Le ministre français des Affaires étrangères, Bernard Kouchner, qualifie aussi la facture des sommets du G8 et du G20, qui comprend l'aménagement du «pavillon marketing» et d'un faux lac, de salée.

«C'est trop», s'est exclamé M. Kouchner en marge de la Conférence de Montréal, où il a fait une apparition éclair. «On dépense beaucoup d'argent dans ces trucs-là [sommets]. Enfin, des milliards de dollars, c'est trop.»

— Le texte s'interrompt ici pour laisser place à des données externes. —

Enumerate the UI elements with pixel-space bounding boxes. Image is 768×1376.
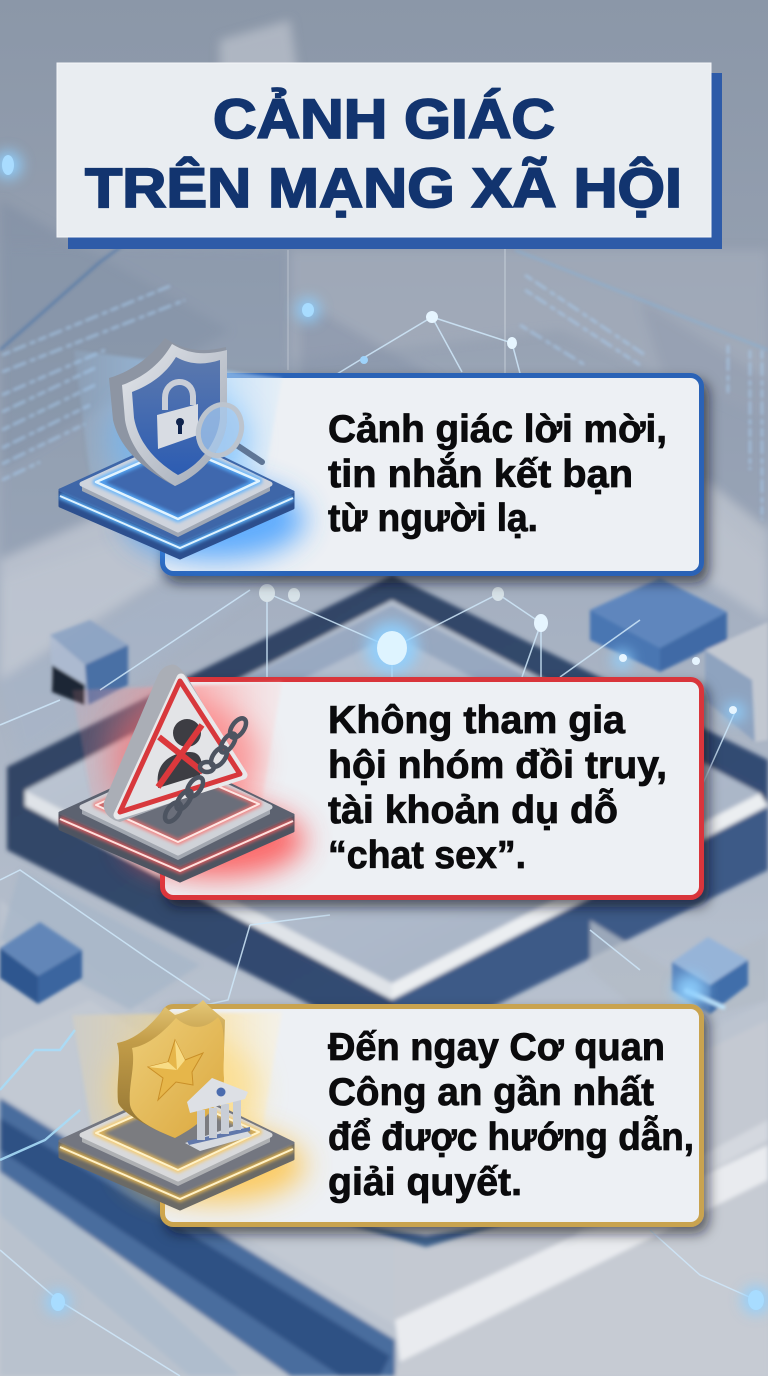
- title text: [85, 87, 682, 219]
- card text: tài khoản dụ dỗ: [328, 788, 618, 832]
- card frame: [162, 680, 702, 898]
- title banner: [57, 63, 722, 249]
- card text: tin nhắn kết bạn: [328, 452, 633, 496]
- title text: CẢNH GIÁC: [213, 87, 555, 150]
- card text: từ người lạ.: [328, 497, 538, 540]
- card text: giải quyết.: [328, 1161, 522, 1204]
- card text: [328, 408, 667, 540]
- icon: gold police badge with government building: [60, 1000, 305, 1209]
- panel: harmful groups warning card: [162, 680, 702, 898]
- title panel: [57, 63, 711, 237]
- lower isometric platform: [0, 900, 768, 1376]
- card text: Không tham gia: [328, 699, 625, 742]
- title offset shadow block: [68, 73, 722, 249]
- panel: stranger warning card: [162, 376, 702, 574]
- card text: “chat sex”.: [328, 834, 526, 877]
- glass cubes: [0, 578, 768, 1014]
- card text: Công an gần nhất: [328, 1071, 654, 1114]
- panel: contact police card: [162, 1006, 702, 1224]
- title text: TRÊN MẠNG XÃ HỘI: [85, 156, 682, 219]
- card frame: [162, 376, 702, 574]
- card text: Cảnh giác lời mời,: [328, 408, 667, 451]
- icon: shield with padlock and magnifier: [60, 338, 305, 560]
- card text: để được hướng dẫn,: [328, 1115, 694, 1159]
- central isometric platform: [0, 575, 768, 1247]
- card frame: [162, 1006, 702, 1224]
- card text: [328, 699, 667, 877]
- card text: hội nhóm đồi truy,: [328, 744, 667, 787]
- icon: warning triangle with crossed person and broken chain: [60, 665, 305, 881]
- card text: [328, 1026, 694, 1204]
- card text: Đến ngay Cơ quan: [328, 1026, 665, 1069]
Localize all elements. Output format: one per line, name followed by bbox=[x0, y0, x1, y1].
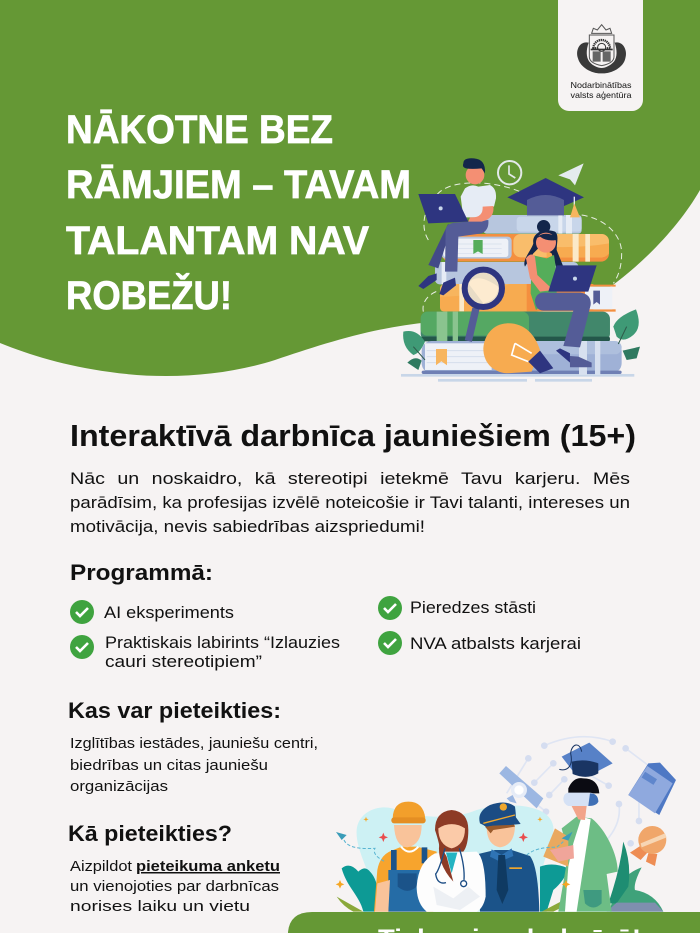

D'ailleurs, le chef de la diplomatie française estime que le G8 est appelé à disparaître. «[Il s'agit] d'une rencontre, vous savez, on déballe du papier, etc., et on s'en va», a-t-il affirmé.

Le G8, qui exclut notamment la Chine et l'Inde est d'une autre époque, selon lui. «Il faut d'abord constater que G7, G8, c'était quand même assez grotesque. Je me souviens très bien de M. Giscard d'Estaing [près] d'une piscine des Caraïbes. [Le but] était de se parler, de se rencontrer librement. C'était sympathique.» La création du G20, à l'aube de l'année 2000, a été un pas dans la bonne direction, selon lui. «C'est mieux. Mais, ce n'est pas suffisant», a-t-il dit, fondant ses espoirs dans une Organisation des Nations unies renouvelée comme principal forum international.

«Mais il existe, ce lac?» a-t-il demandé.